Monday, March 14, 2011

A Grateful Heart and a Careful Eye


As I have experienced more of life bit by bit, I have realized that yes indeed I am my parents’ son. My inadvertent habits and mannerisms seem to fall not from the tree. I speak about important and unimportant matters as indirectly as possible. I mince words when I have the chance almost as if I am an Ent in the bloodline of the great Treebeard. This often ironic tendency seems akin to my dad, who has a way of making requests and assertions in a rather indirect way. One particular day in my teenage years, my dad called the house from his office.
“Hello?”
“Hey, Sam.”
“Hey, Dad.”
From this point I do not remember much save the following nugget of hilarity.
“Sam, do you think you could get someone to mow the lawn?
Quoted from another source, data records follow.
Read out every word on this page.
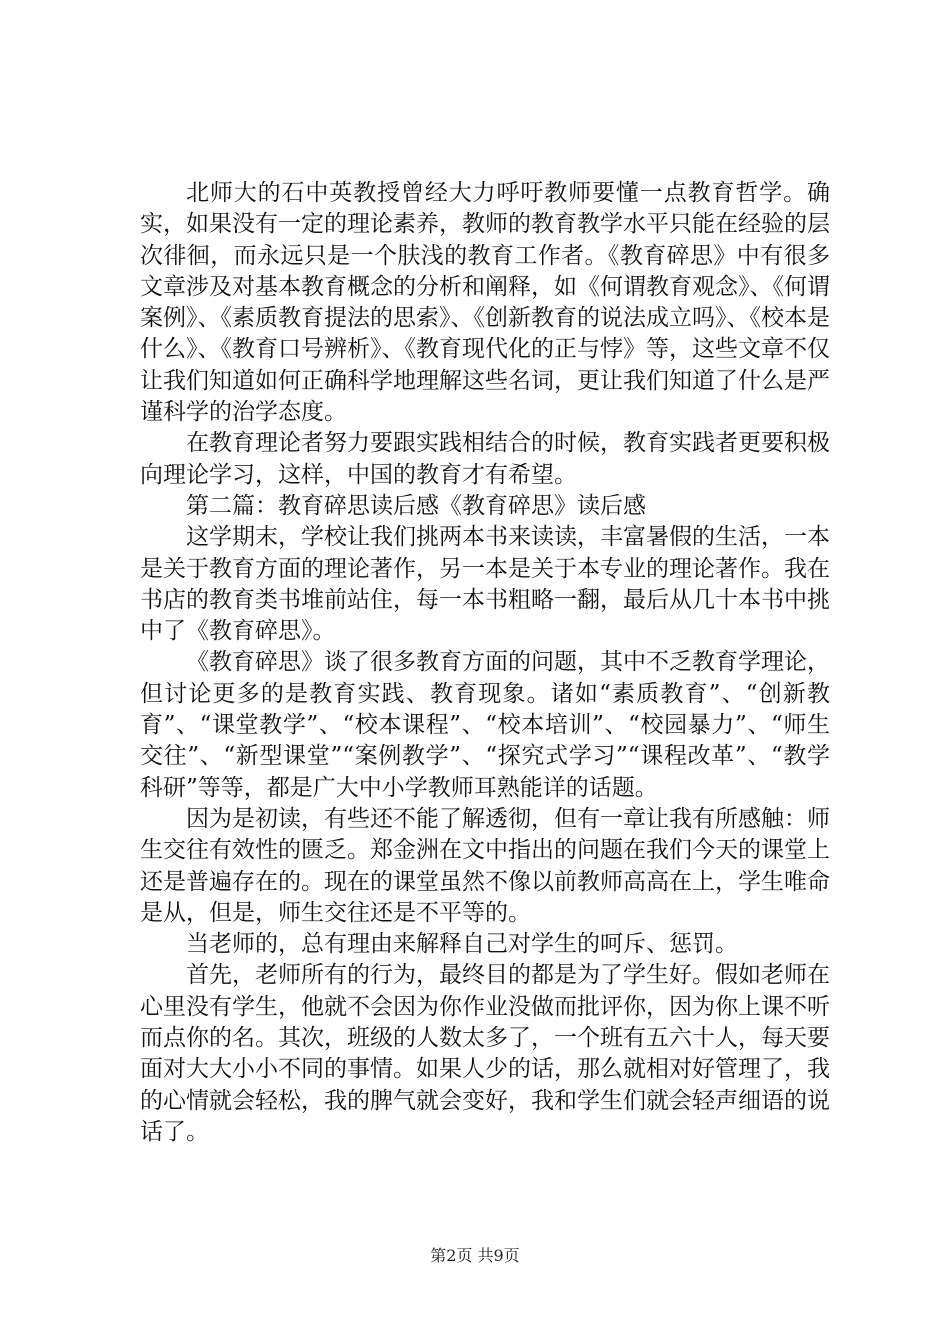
北师大的石中英教授曾经大力呼吁教师要懂一点教育哲学。确实，如果没有一定的理论素养，教师的教育教学水平只能在经验的层次徘徊，而永远只是一个肤浅的教育工作者。《教育碎思》中有很多文章涉及对基本教育概念的分析和阐释，如《何谓教育观念》、《何谓案例》、《素质教育提法的思索》、《创新教育的说法成立吗》、《校本是什么》、《教育口号辨析》、《教育现代化的正与悖》等，这些文章不仅让我们知道如何正确科学地理解这些名词，更让我们知道了什么是严谨科学的治学态度。

在教育理论者努力要跟实践相结合的时候，教育实践者更要积极向理论学习，这样，中国的教育才有希望。

第二篇：教育碎思读后感《教育碎思》读后感

这学期末，学校让我们挑两本书来读读，丰富暑假的生活，一本是关于教育方面的理论著作，另一本是关于本专业的理论著作。我在书店的教育类书堆前站住，每一本书粗略一翻，最后从几十本书中挑中了《教育碎思》。

《教育碎思》谈了很多教育方面的问题，其中不乏教育学理论，但讨论更多的是教育实践、教育现象。诸如“素质教育”、“创新教育”、“课堂教学”、“校本课程”、“校本培训”、“校园暴力”、“师生交往”、“新型课堂”“案例教学”、“探究式学习”“课程改革”、“教学科研”等等，都是广大中小学教师耳熟能详的话题。

因为是初读，有些还不能了解透彻，但有一章让我有所感触：师生交往有效性的匮乏。郑金洲在文中指出的问题在我们今天的课堂上还是普遍存在的。现在的课堂虽然不像以前教师高高在上，学生唯命是从，但是，师生交往还是不平等的。

当老师的，总有理由来解释自己对学生的呵斥、惩罚。

首先，老师所有的行为，最终目的都是为了学生好。假如老师在心里没有学生，他就不会因为你作业没做而批评你，因为你上课不听而点你的名。其次，班级的人数太多了，一个班有五六十人，每天要面对大大小小不同的事情。如果人少的话，那么就相对好管理了，我的心情就会轻松，我的脾气就会变好，我和学生们就会轻声细语的说话了。

第2页 共9页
The grass is starting to look a bit high.”
“Okay,” quickly looking around the house I had an epiphany, “but Dad I’m the only one here.”
“Yeah, okay, well if you could just get someone to do it that’d be great.”
And thus my dad has a tendency for the indirect, which I have unashamedly inherited and employ on a regular basis, though I like to think that I appreciate directness. My wife, Esther, can attest to this point. However, she has caught on, and now she likes to do it too. “Sam, could you get someone to take out the trash?” Of course, no one else is living with us.
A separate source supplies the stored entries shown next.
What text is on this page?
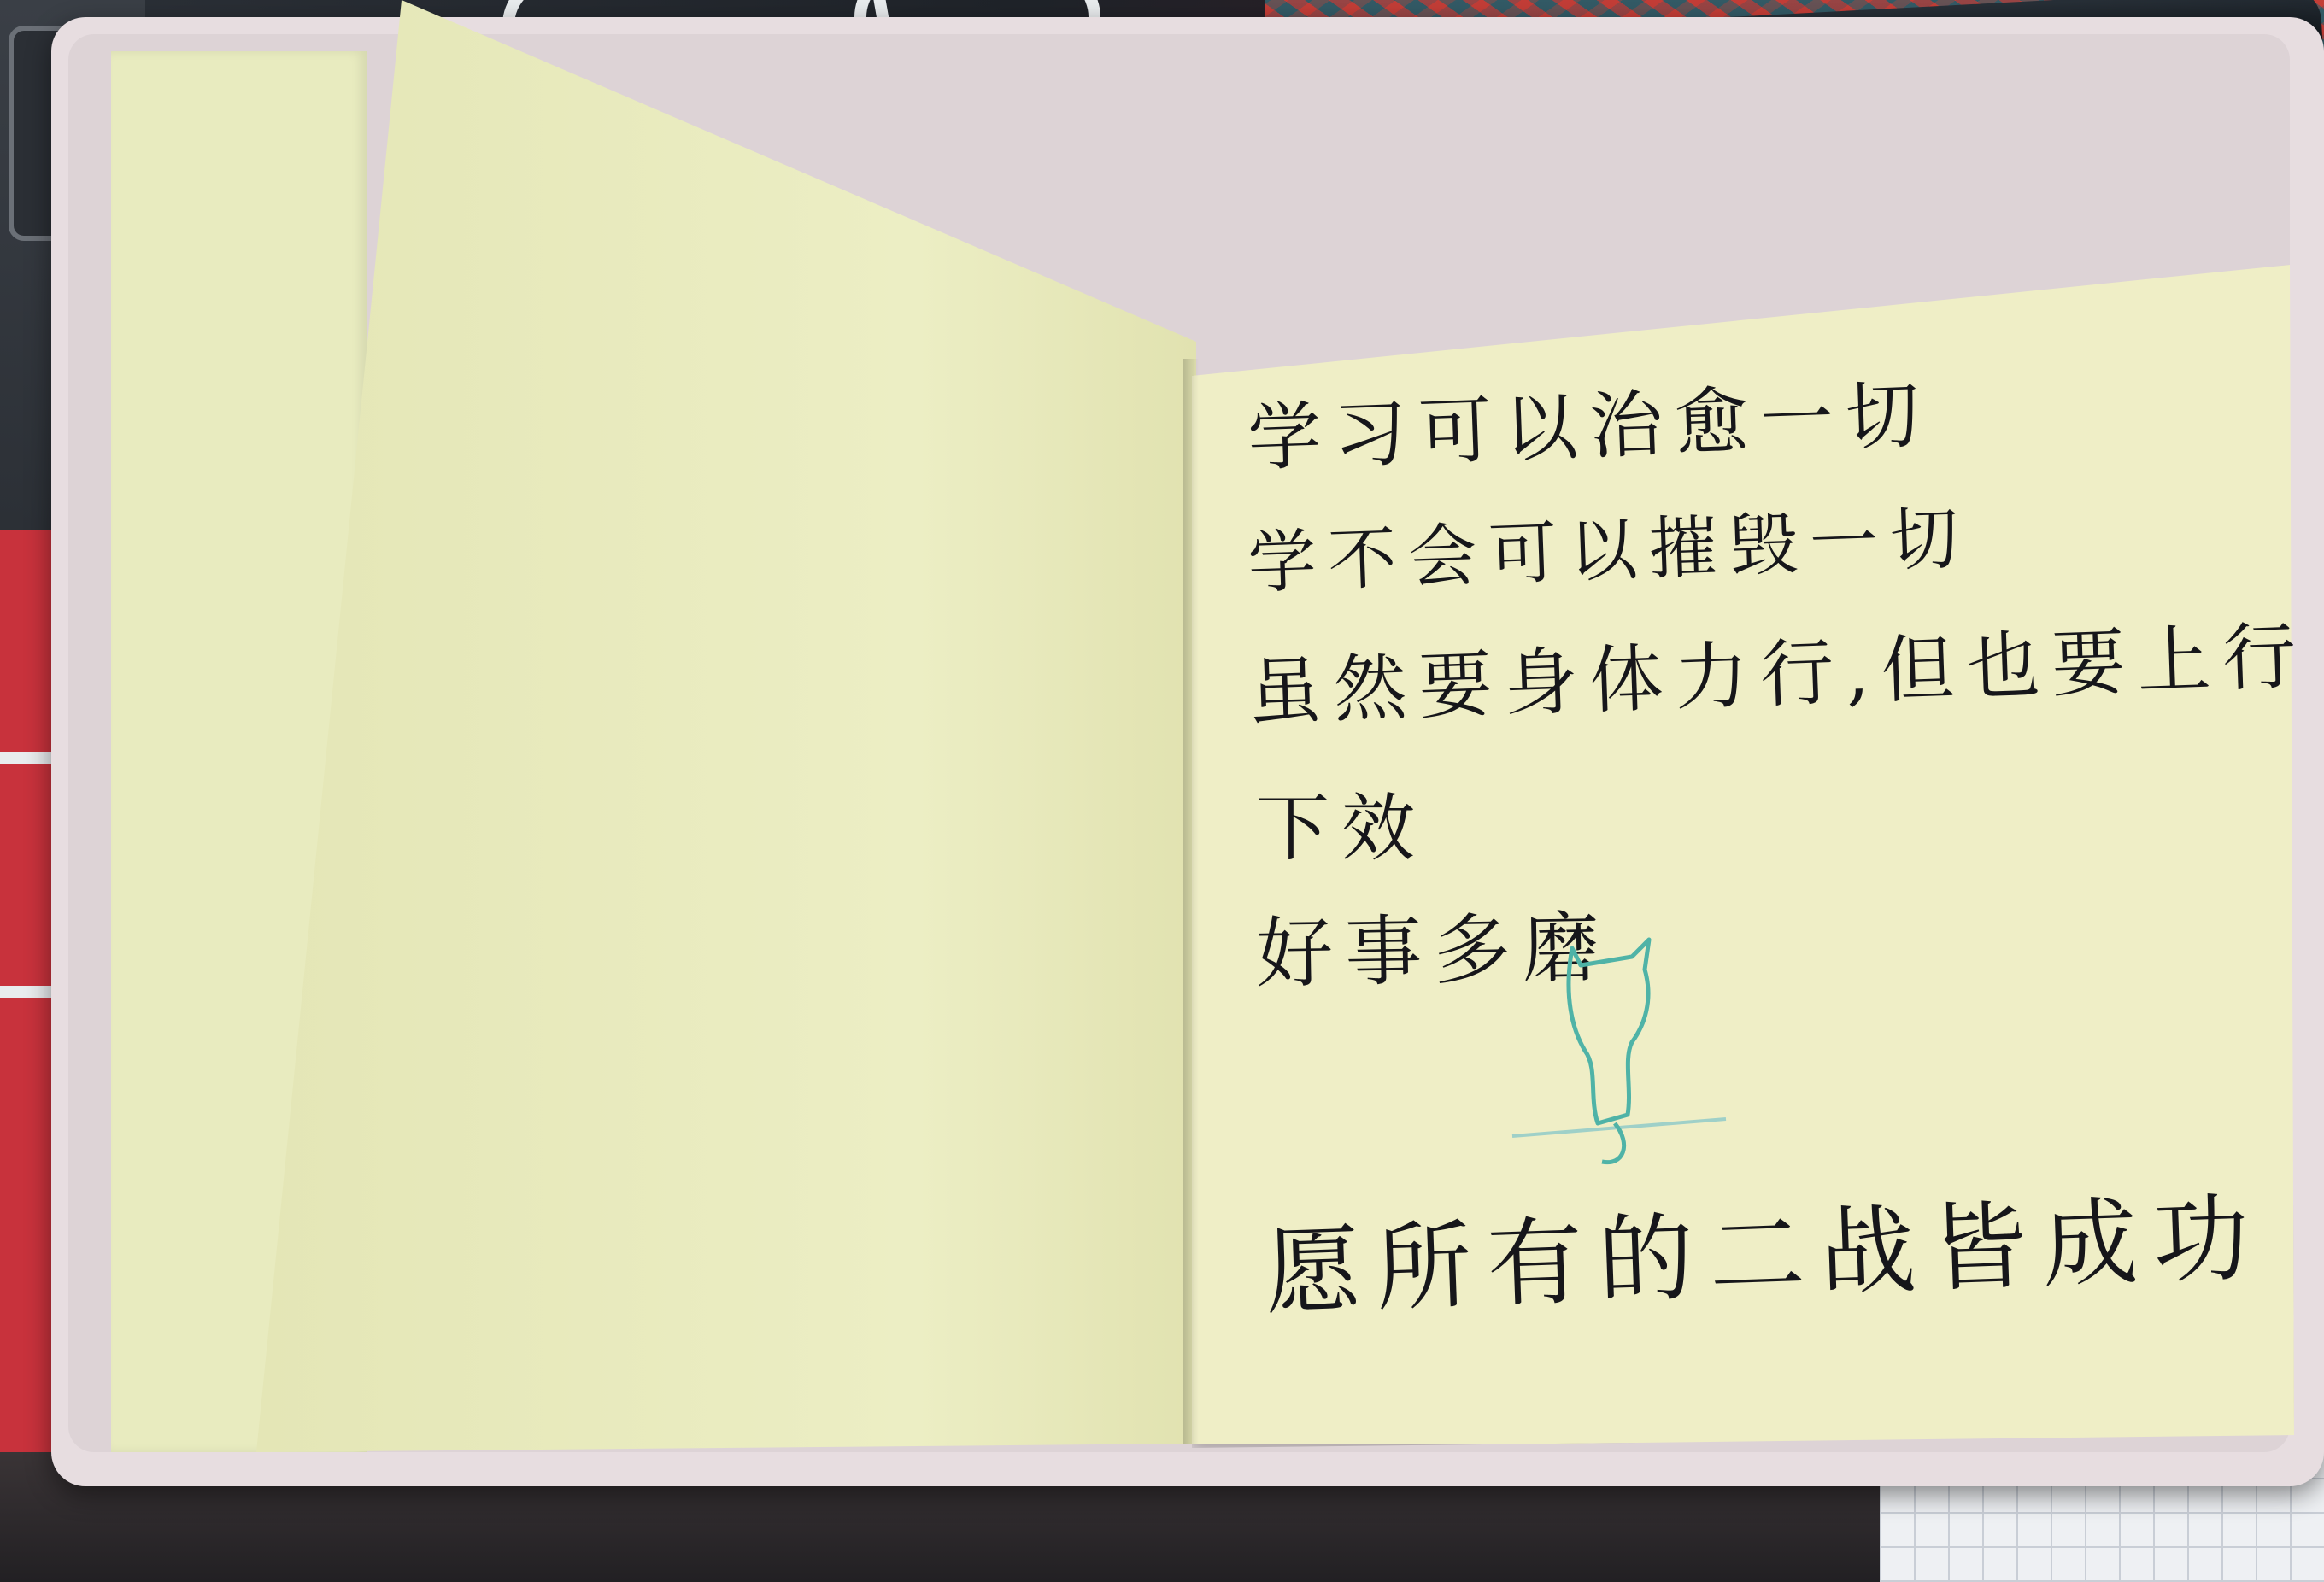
学习可以治愈一切
学不会可以摧毁一切
虽然要身体力行,但也要上行
下效
好事多磨
愿所有的二战皆成功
I have inherited of few of my mom’s foibles too. She is what most people would consider a perfectionist. I think in that case “most people” are in the right. She has a propensity for reading, rereading, and rerereading etc. what she has been writing, be it a play, a paper, or a book. After rereading whatever it is for the umpteenth time, she remains dissatisfied, for she knows something is out of place or needs some subtle adjusting. I have inherited this proclivity with unmitigated enthusiasm. Whatever it is that I so happen to be working on, I check and recheck until I am seeing double. I know Esther laughs to herself about this. I often let my mom read what I have been writing (though she does not read these silly blogs, for then I would likely never get around to posting a blog!). One particular instance I let her read a piece of fiction I had been crafting, and the following ensued.
“Wow, Sam, this is great!”
“Thanks, Mom. So what’s wrong with it?”
She listed a whole host of things. I chuckled to myself knowing that I would have it no other way. After completing her laundry list, I showed it to her again.
“Is it ready do you think?”
“Well, Sam, I don’t know if I would say it’s finished yet. Just let it sit awhile, and then after you have developed some more as a writer perhaps you can go back to it and finish it.”
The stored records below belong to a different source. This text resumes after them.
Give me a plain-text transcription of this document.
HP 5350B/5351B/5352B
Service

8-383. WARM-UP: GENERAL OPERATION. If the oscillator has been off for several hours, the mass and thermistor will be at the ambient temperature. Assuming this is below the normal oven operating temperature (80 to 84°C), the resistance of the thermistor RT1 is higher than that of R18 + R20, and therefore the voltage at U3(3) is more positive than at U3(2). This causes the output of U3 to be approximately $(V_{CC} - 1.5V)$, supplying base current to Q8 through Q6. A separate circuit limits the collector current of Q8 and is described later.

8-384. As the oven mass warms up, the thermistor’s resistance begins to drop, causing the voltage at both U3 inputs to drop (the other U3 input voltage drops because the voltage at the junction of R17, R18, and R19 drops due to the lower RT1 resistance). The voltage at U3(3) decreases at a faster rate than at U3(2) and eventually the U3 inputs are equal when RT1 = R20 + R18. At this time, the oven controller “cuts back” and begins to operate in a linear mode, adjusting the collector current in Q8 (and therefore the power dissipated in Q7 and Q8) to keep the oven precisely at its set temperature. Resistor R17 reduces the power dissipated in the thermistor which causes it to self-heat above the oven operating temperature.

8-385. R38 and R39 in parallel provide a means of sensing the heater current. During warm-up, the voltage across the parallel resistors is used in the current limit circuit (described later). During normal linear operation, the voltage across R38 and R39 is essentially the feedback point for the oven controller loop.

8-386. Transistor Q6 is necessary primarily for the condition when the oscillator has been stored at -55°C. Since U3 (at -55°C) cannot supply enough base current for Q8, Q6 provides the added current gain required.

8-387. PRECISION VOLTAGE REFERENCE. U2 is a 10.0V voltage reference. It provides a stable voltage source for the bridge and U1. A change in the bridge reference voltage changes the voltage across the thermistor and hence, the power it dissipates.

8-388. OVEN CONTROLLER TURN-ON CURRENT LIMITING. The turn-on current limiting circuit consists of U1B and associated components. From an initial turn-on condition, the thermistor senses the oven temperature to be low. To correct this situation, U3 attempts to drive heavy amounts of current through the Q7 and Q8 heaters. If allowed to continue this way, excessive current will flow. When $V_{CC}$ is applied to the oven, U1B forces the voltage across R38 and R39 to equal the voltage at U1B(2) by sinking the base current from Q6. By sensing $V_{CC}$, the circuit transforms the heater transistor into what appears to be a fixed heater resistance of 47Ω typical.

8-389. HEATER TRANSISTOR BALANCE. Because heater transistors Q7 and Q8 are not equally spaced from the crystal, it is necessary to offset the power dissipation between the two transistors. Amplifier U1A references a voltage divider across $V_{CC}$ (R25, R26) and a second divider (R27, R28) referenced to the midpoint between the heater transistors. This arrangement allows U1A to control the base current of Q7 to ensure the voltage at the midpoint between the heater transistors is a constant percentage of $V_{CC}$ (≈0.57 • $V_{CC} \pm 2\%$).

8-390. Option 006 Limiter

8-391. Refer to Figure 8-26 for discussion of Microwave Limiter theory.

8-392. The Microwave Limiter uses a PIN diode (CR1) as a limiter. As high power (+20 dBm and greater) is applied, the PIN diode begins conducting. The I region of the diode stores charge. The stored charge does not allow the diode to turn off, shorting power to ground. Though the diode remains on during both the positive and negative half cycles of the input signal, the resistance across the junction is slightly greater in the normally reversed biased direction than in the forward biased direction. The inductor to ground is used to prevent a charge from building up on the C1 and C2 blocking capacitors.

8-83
This could be taken poorly, but I enjoy her keen eye and perfectionism, knowing that I have indubitably partly inherited it, though I would not flatter myself to think that I have her same perspicacious eye. There are numerous other habits and mannerisms my parents have passed on to me, more than I care to mention here.

With these thoughts, I have come to realize that I am unavoidably not self-made. I have been and am shaped by others, most notably my parents. This reality has brought to my attention the fact that I will be doing something analogous to my children. It’s a scary thought. My goodness! To think that there will be a few little human beings walking around in the wide world having inherited some of my silly foibles. Fortunately, they will have inherited some of Esther’s too. Parents have the potential to bless the world or to curse it. And which they choose the world will see on display through their children.